MAMARONECK, N.Y. – Roger Kahn, the writer who wove memoir and baseball and touched millions of readers through his romantic account of the Brooklyn Dodgers in “The Boys of Summer,” has died. He was 92.
He died Thursday at a nursing facility in Mamaroneck, a Westchester County suburb, son Gordon Kahn said.
The author of 20 books and hundreds of articles, Kahn was best known for the 1972 best-seller that looked at his relationship with his father through their shared love of the Dodgers, an object of nostalgia for the many fans who mourned the team's move to Los Angeles after the 1957 season.
“At a point in life when one is through with boyhood, but has not yet discovered how to be a man, it was my fortune to travel with the most marvelously appealing of teams,” Kahn wrote.
Kahn's book moved back and forth between the early 1950s, when he covered the Dodgers for the New York Herald Tribune, and 20 years later, when some were ailing (Jackie Robinson), embittered (Carl Furillo) or in a wheelchair (Roy Campanella).
The book was an instant hit, although Kahn was criticized for sentimentalizing his story.
“Here is a book that succeeded for me despite almost everything about it,” wrote Christopher Lehmann-Haupt, a late book critic for the New York Times.

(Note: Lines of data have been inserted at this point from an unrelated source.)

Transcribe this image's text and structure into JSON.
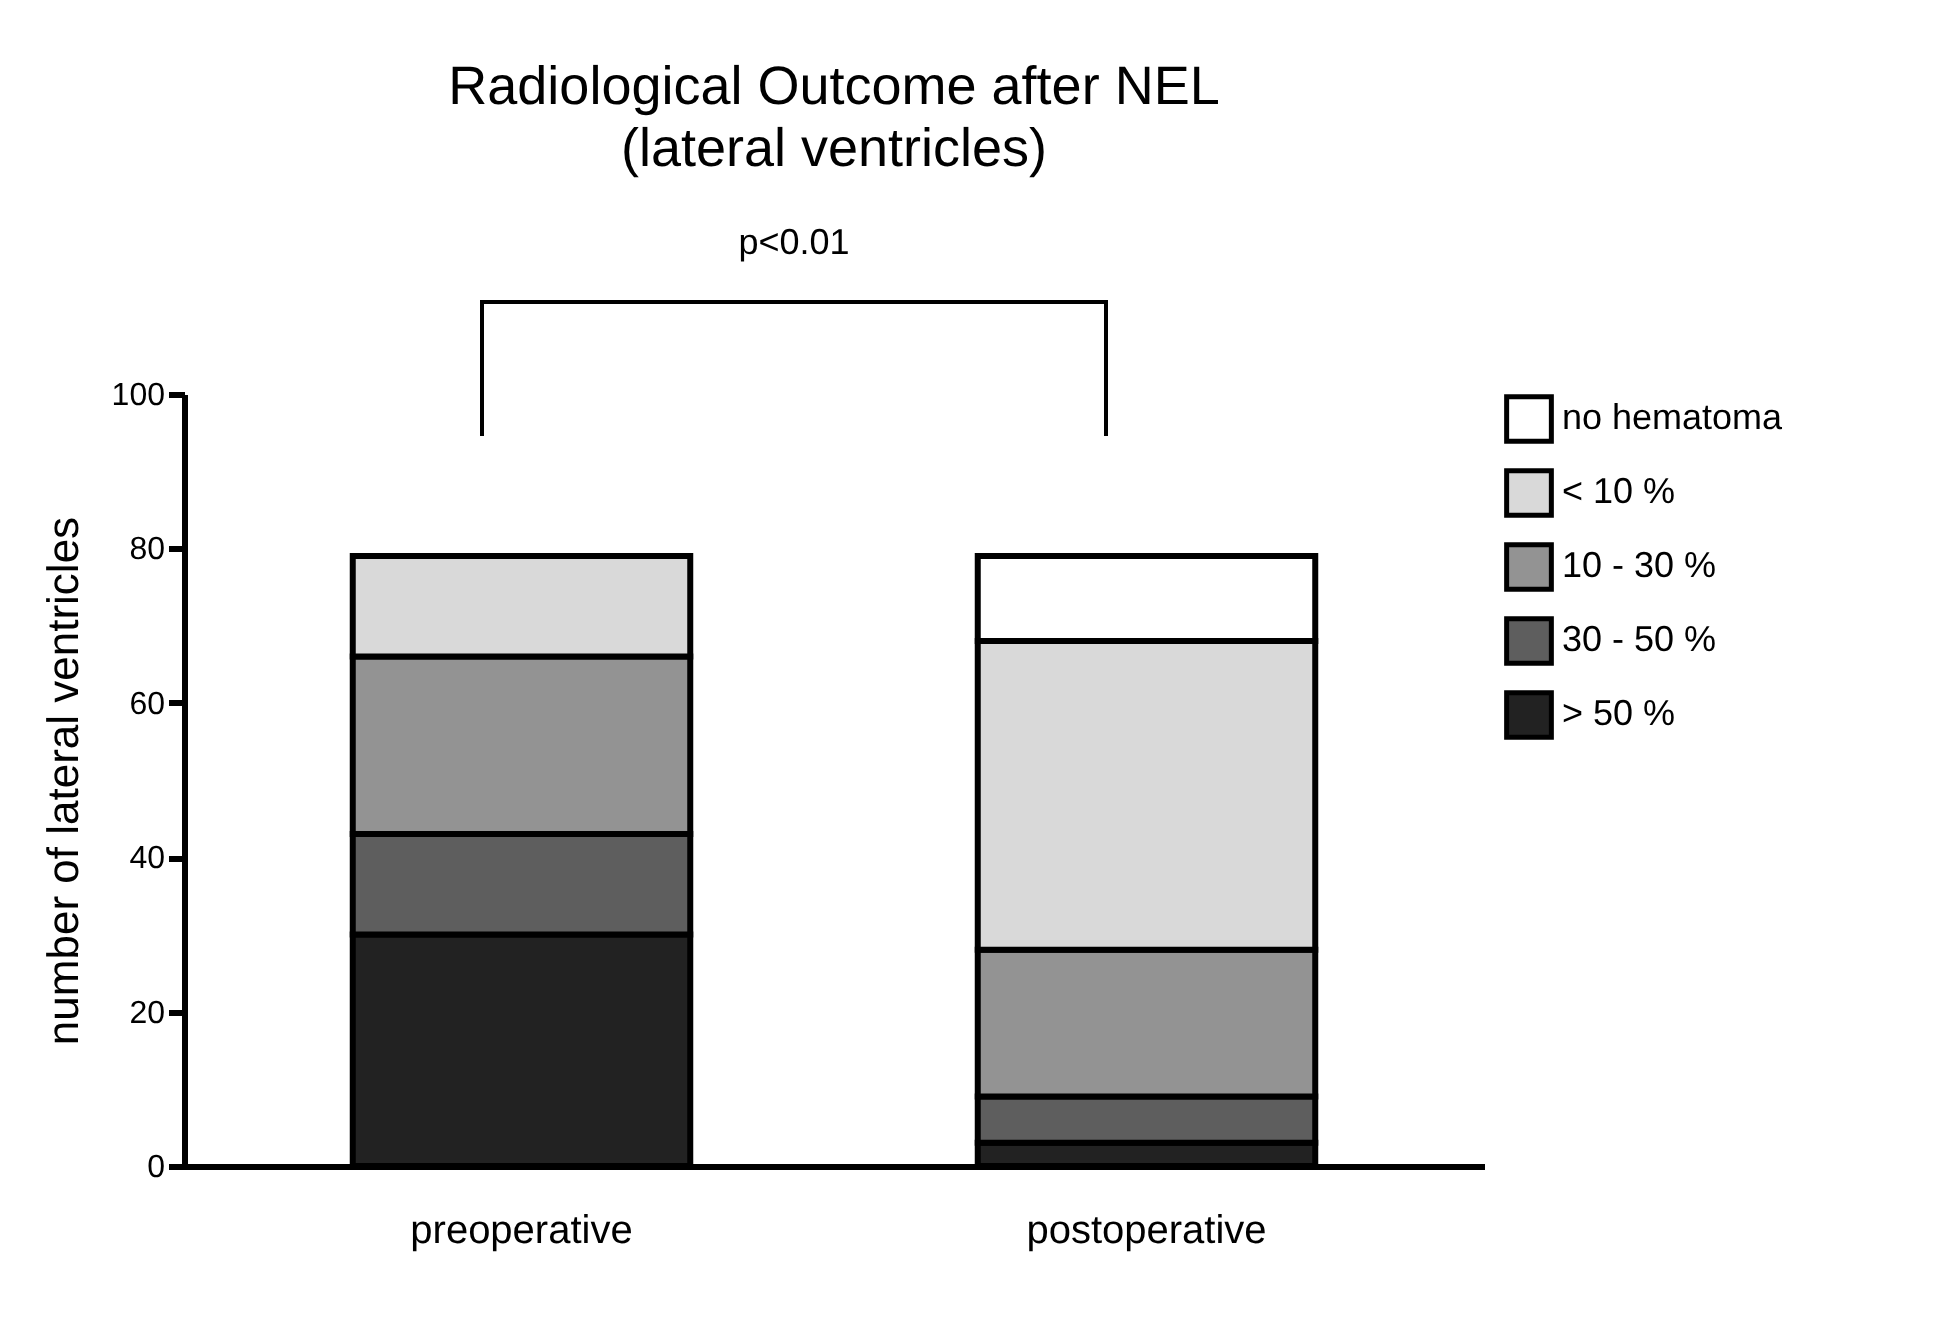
{
  "chart_data": {
    "type": "bar",
    "title": "Radiological Outcome after NEL",
    "subtitle": "(lateral ventricles)",
    "ylabel": "number of lateral ventricles",
    "categories": [
      "preoperative",
      "postoperative"
    ],
    "stacked": true,
    "series": [
      {
        "name": "> 50 %",
        "color": "#222222",
        "values": [
          30,
          3
        ]
      },
      {
        "name": "30 - 50 %",
        "color": "#5e5e5e",
        "values": [
          13,
          6
        ]
      },
      {
        "name": "10 - 30 %",
        "color": "#939393",
        "values": [
          23,
          19
        ]
      },
      {
        "name": "< 10 %",
        "color": "#d9d9d9",
        "values": [
          13,
          40
        ]
      },
      {
        "name": "no hematoma",
        "color": "#ffffff",
        "values": [
          null,
          11
        ]
      }
    ],
    "ylim": [
      0,
      100
    ],
    "yticks": [
      0,
      20,
      40,
      60,
      80,
      100
    ],
    "grid": false,
    "legend": "top right",
    "annotations": [
      "p<0.01"
    ]
  }
}
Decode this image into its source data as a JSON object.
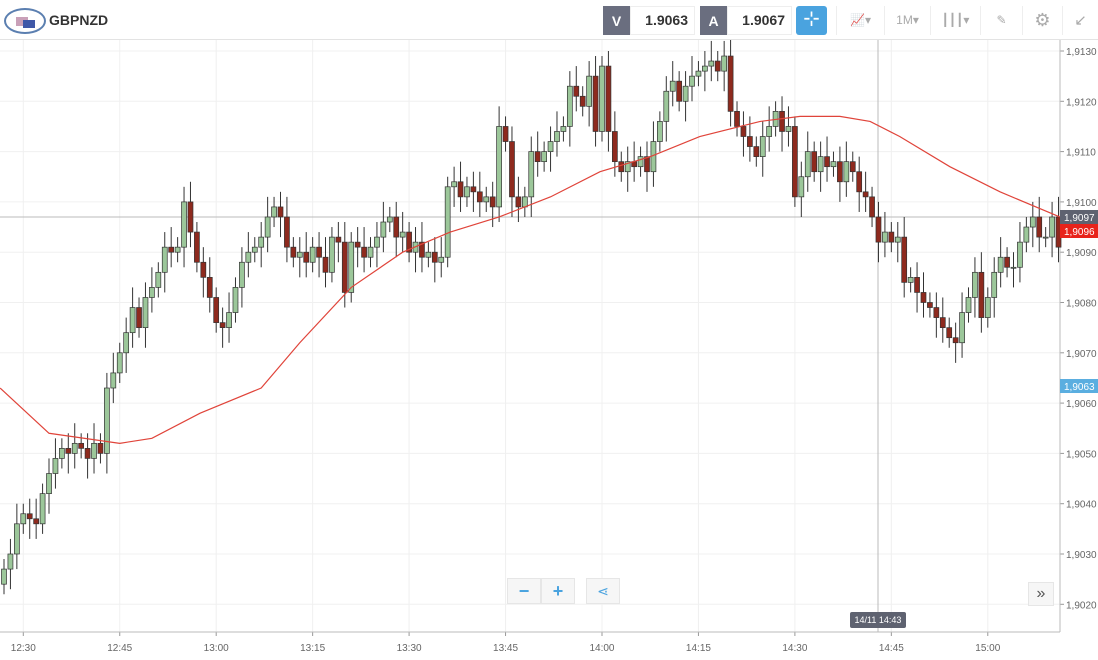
{
  "header": {
    "symbol": "GBPNZD",
    "flag": "gbp-nzd-flag-icon",
    "sell_label": "V",
    "sell_price": "1.9063",
    "buy_label": "A",
    "buy_price": "1.9067",
    "timeframe": "1M"
  },
  "colors": {
    "up": "#9cc79a",
    "down": "#8e2a1e",
    "ma": "#e0443a",
    "crosshair_label": "#5e6270",
    "current_price": "#e8231b",
    "bid_label": "#5aaee0"
  },
  "axis": {
    "price_ticks": [
      "1,9130",
      "1,9120",
      "1,9110",
      "1,9100",
      "1,9090",
      "1,9080",
      "1,9070",
      "1,9060",
      "1,9050",
      "1,9040",
      "1,9030",
      "1,9020"
    ],
    "price_values": [
      1.913,
      1.912,
      1.911,
      1.91,
      1.909,
      1.908,
      1.907,
      1.906,
      1.905,
      1.904,
      1.903,
      1.902
    ],
    "time_ticks": [
      "12:30",
      "12:45",
      "13:00",
      "13:15",
      "13:30",
      "13:45",
      "14:00",
      "14:15",
      "14:30",
      "14:45",
      "15:00"
    ],
    "time_index": [
      3,
      18,
      33,
      48,
      63,
      78,
      93,
      108,
      123,
      138,
      153
    ]
  },
  "labels": {
    "crosshair_price": "1,9097",
    "current_price": "1,9096",
    "bid_price": "1,9063",
    "crosshair_time": "14/11 14:43"
  },
  "chart_data": {
    "type": "candlestick",
    "timeframe": "1M",
    "start_open": 1.9024,
    "closes": [
      1.9027,
      1.903,
      1.9036,
      1.9038,
      1.9037,
      1.9036,
      1.9042,
      1.9046,
      1.9049,
      1.9051,
      1.905,
      1.9052,
      1.9051,
      1.9049,
      1.9052,
      1.905,
      1.9063,
      1.9066,
      1.907,
      1.9074,
      1.9079,
      1.9075,
      1.9081,
      1.9083,
      1.9086,
      1.9091,
      1.909,
      1.9091,
      1.91,
      1.9094,
      1.9088,
      1.9085,
      1.9081,
      1.9076,
      1.9075,
      1.9078,
      1.9083,
      1.9088,
      1.909,
      1.9091,
      1.9093,
      1.9097,
      1.9099,
      1.9097,
      1.9091,
      1.9089,
      1.909,
      1.9088,
      1.9091,
      1.9089,
      1.9086,
      1.9093,
      1.9092,
      1.9082,
      1.9092,
      1.9091,
      1.9089,
      1.9091,
      1.9093,
      1.9096,
      1.9097,
      1.9093,
      1.9094,
      1.909,
      1.9092,
      1.9089,
      1.909,
      1.9088,
      1.9089,
      1.9103,
      1.9104,
      1.9101,
      1.9103,
      1.9102,
      1.91,
      1.9101,
      1.9099,
      1.9115,
      1.9112,
      1.9101,
      1.9099,
      1.9101,
      1.911,
      1.9108,
      1.911,
      1.9112,
      1.9114,
      1.9115,
      1.9123,
      1.9121,
      1.9119,
      1.9125,
      1.9114,
      1.9127,
      1.9114,
      1.9108,
      1.9106,
      1.9108,
      1.9107,
      1.9109,
      1.9106,
      1.9112,
      1.9116,
      1.9122,
      1.9124,
      1.912,
      1.9123,
      1.9125,
      1.9126,
      1.9127,
      1.9128,
      1.9126,
      1.9129,
      1.9118,
      1.9115,
      1.9113,
      1.9111,
      1.9109,
      1.9113,
      1.9115,
      1.9118,
      1.9114,
      1.9115,
      1.9101,
      1.9105,
      1.911,
      1.9106,
      1.9109,
      1.9107,
      1.9108,
      1.9104,
      1.9108,
      1.9106,
      1.9102,
      1.9101,
      1.9097,
      1.9092,
      1.9094,
      1.9092,
      1.9093,
      1.9084,
      1.9085,
      1.9082,
      1.908,
      1.9079,
      1.9077,
      1.9075,
      1.9073,
      1.9072,
      1.9078,
      1.9081,
      1.9086,
      1.9077,
      1.9081,
      1.9086,
      1.9089,
      1.9087,
      1.9087,
      1.9092,
      1.9095,
      1.9097,
      1.9093,
      1.9093,
      1.9097,
      1.9091
    ],
    "moving_average": [
      [
        -0.6,
        1.9063
      ],
      [
        7,
        1.9054
      ],
      [
        18,
        1.9052
      ],
      [
        23,
        1.9053
      ],
      [
        30.5,
        1.9058
      ],
      [
        40,
        1.9063
      ],
      [
        46,
        1.9072
      ],
      [
        54,
        1.9083
      ],
      [
        62,
        1.909
      ],
      [
        69.4,
        1.9094
      ],
      [
        77,
        1.9097
      ],
      [
        85,
        1.9101
      ],
      [
        92.7,
        1.9106
      ],
      [
        100.5,
        1.9109
      ],
      [
        108.2,
        1.9113
      ],
      [
        117.6,
        1.9116
      ],
      [
        123.8,
        1.9117
      ],
      [
        130,
        1.9117
      ],
      [
        134.7,
        1.9116
      ],
      [
        139.3,
        1.9113
      ],
      [
        147.1,
        1.9107
      ],
      [
        154.9,
        1.9102
      ],
      [
        164.2,
        1.9097
      ]
    ]
  }
}
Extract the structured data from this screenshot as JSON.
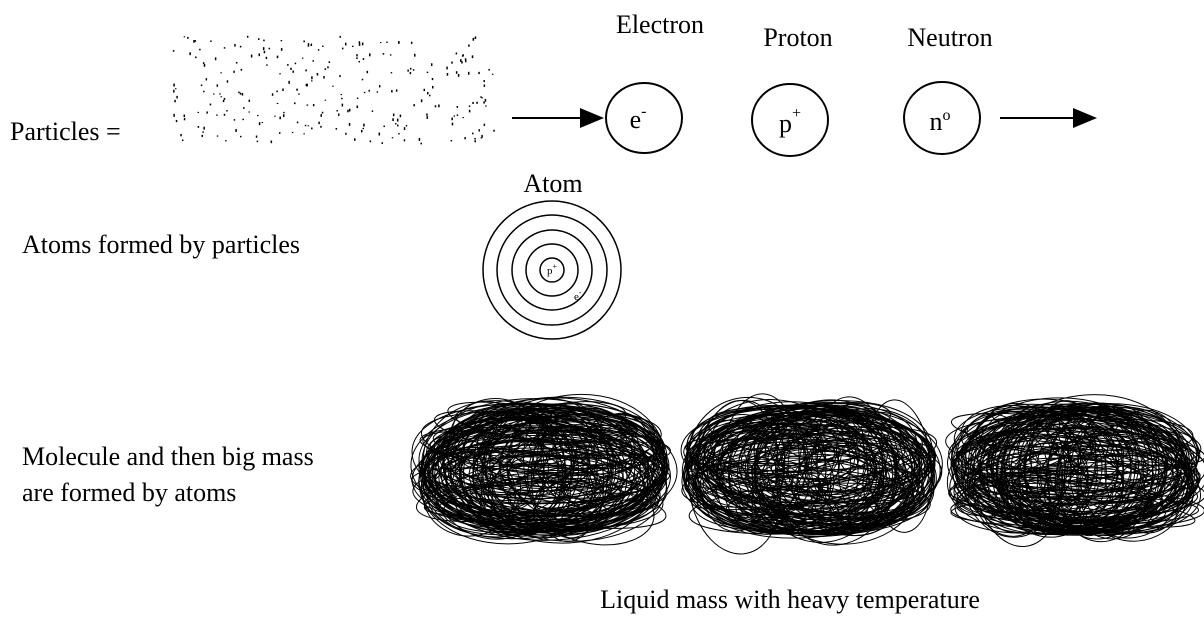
{
  "particles": {
    "label": "Particles =",
    "electron": {
      "name": "Electron",
      "symbol": "e",
      "sup": "-"
    },
    "proton": {
      "name": "Proton",
      "symbol": "p",
      "sup": "+"
    },
    "neutron": {
      "name": "Neutron",
      "symbol": "n",
      "sup": "o"
    }
  },
  "atom": {
    "title": "Atom",
    "caption": "Atoms formed by particles",
    "nucleus": {
      "symbol": "p",
      "sup": "+"
    },
    "electron": {
      "symbol": "e",
      "sup": "-"
    }
  },
  "mass": {
    "caption_lines": [
      "Molecule and then big mass",
      "are formed by atoms"
    ],
    "footer": "Liquid mass with heavy temperature"
  }
}
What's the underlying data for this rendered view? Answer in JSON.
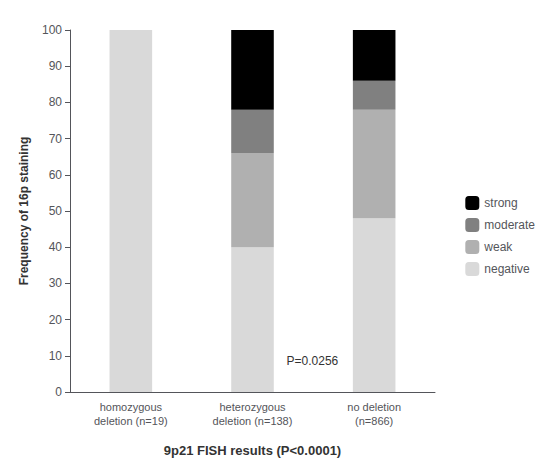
{
  "chart_data": {
    "type": "bar",
    "stacked": true,
    "categories": [
      "homozygous\ndeletion (n=19)",
      "heterozygous\ndeletion (n=138)",
      "no deletion\n(n=866)"
    ],
    "xlabel": "9p21 FISH results (P<0.0001)",
    "ylabel": "Frequency of 16p staining",
    "series": [
      {
        "name": "negative",
        "color": "#d9d9d9",
        "values": [
          100,
          40,
          48
        ]
      },
      {
        "name": "weak",
        "color": "#b0b0b0",
        "values": [
          0,
          26,
          30
        ]
      },
      {
        "name": "moderate",
        "color": "#808080",
        "values": [
          0,
          12,
          8
        ]
      },
      {
        "name": "strong",
        "color": "#000000",
        "values": [
          0,
          22,
          14
        ]
      }
    ],
    "ylim": [
      0,
      100
    ],
    "yticks": [
      0,
      10,
      20,
      30,
      40,
      50,
      60,
      70,
      80,
      90,
      100
    ],
    "grid": false,
    "legend": "right",
    "annotations": [
      {
        "text": "P=0.0256",
        "x": "heterozygous\ndeletion (n=138)",
        "y": 7
      }
    ]
  }
}
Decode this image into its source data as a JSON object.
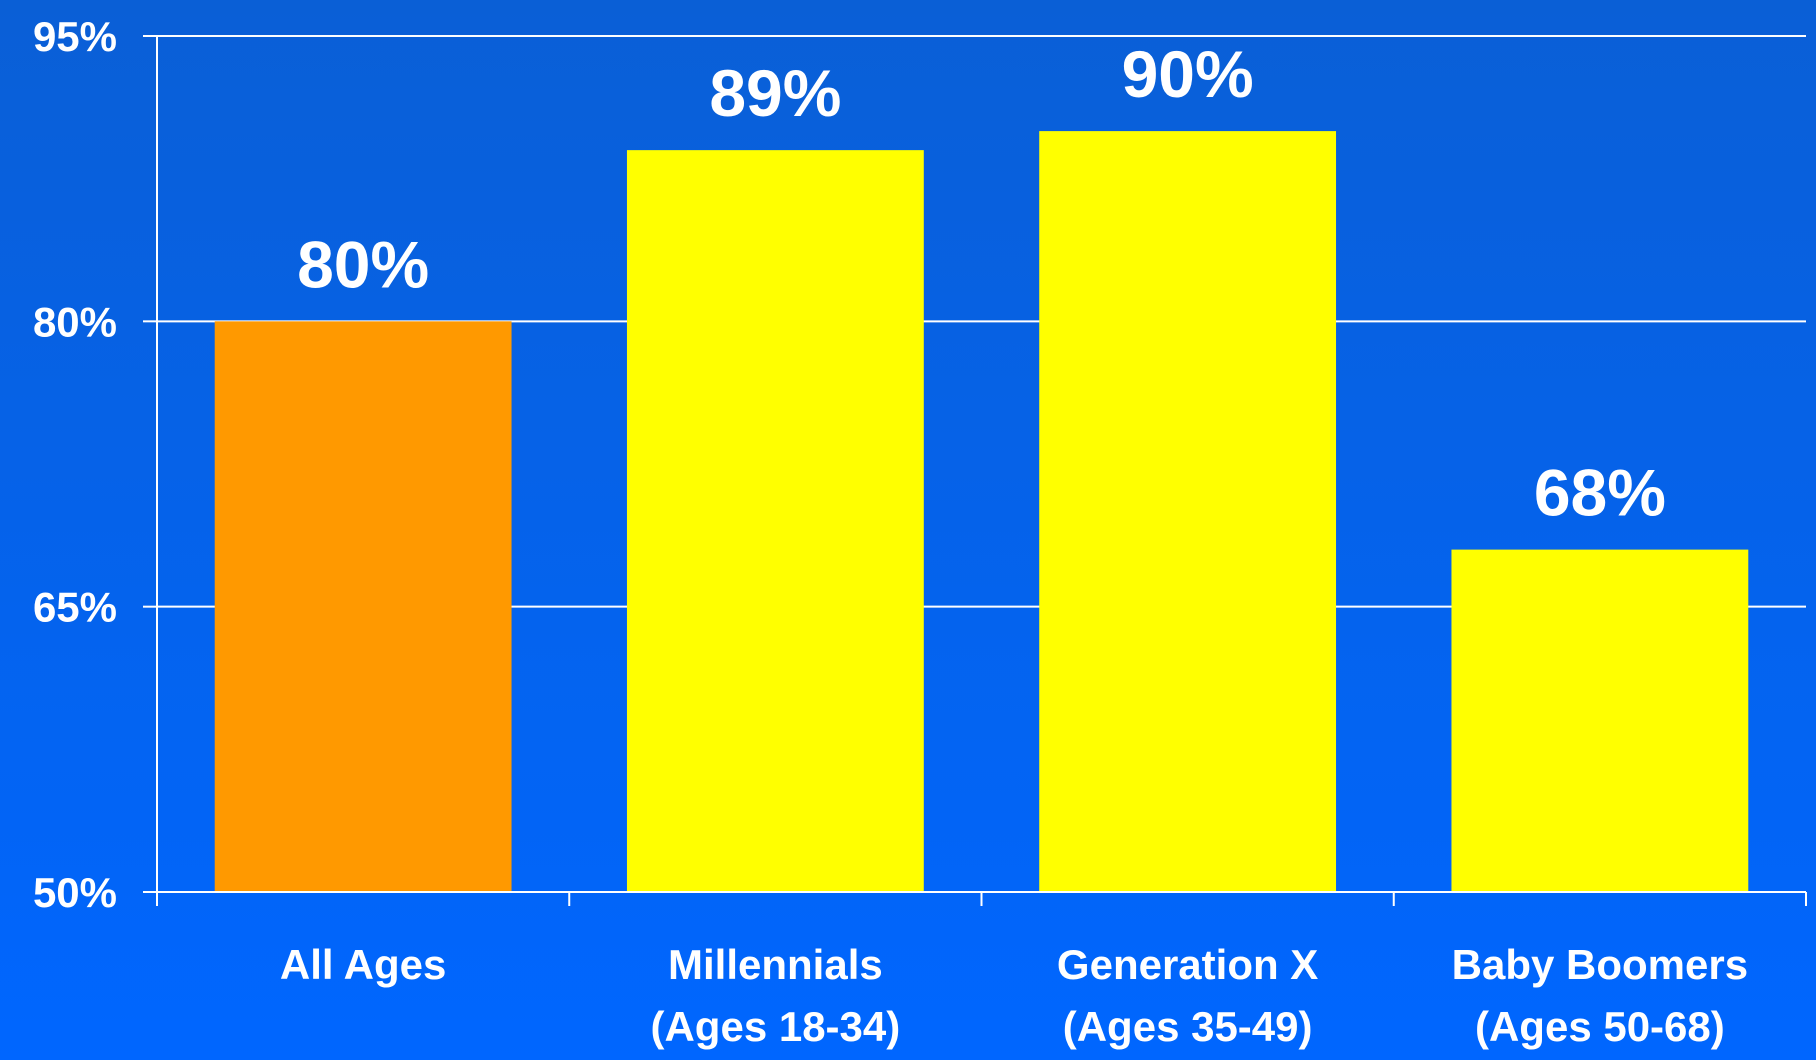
{
  "chart_data": {
    "type": "bar",
    "title": "",
    "xlabel": "",
    "ylabel": "",
    "ylim": [
      50,
      95
    ],
    "yticks": [
      50,
      65,
      80,
      95
    ],
    "ytick_labels": [
      "50%",
      "65%",
      "80%",
      "95%"
    ],
    "grid": true,
    "categories": [
      [
        "All Ages"
      ],
      [
        "Millennials",
        "(Ages 18-34)"
      ],
      [
        "Generation X",
        "(Ages 35-49)"
      ],
      [
        "Baby Boomers",
        "(Ages 50-68)"
      ]
    ],
    "values": [
      80,
      89,
      90,
      68
    ],
    "data_labels": [
      "80%",
      "89%",
      "90%",
      "68%"
    ],
    "bar_colors": [
      "#ff9900",
      "#ffff00",
      "#ffff00",
      "#ffff00"
    ],
    "colors": {
      "background_top": "#0a5fd6",
      "background_bottom": "#0066ff",
      "axis": "#ffffff",
      "text": "#ffffff"
    }
  }
}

Retired Dodgers broadcasting great Vin Scully knew Kahn well from their days with the team – Kahn was a beat writer covering the club, and the same age as Scully.
“You couldn't travel with them without getting emotionally involved. Roger captured that familial spirit of the players in those days,” Scully told The Associated Press on Friday. “The feeling in Brooklyn was always us against the world – the world would be the lordly pinstripers in the Bronx and almost lordly Giants in Manhattan.”
Scully said Kahn singularly distilled the essence of what it was like to be a Brooklyn player and fan of the team.
“He got it right,” Scully said. “Every year in Brooklyn, it was 'wait till next year.' It was only right that in all their years, they wound up winning only one World Series – and then left.”
Among those in the book was Carl Erskine, a star pitcher for those Dodgers.
“I turned 93 in December, and for a lot of us who played with Brooklyn then and were in that book, I wouldn't say it gave us eternal life, but it certainly enhanced our careers,” Erskine said from his home in Anderson, Indiana.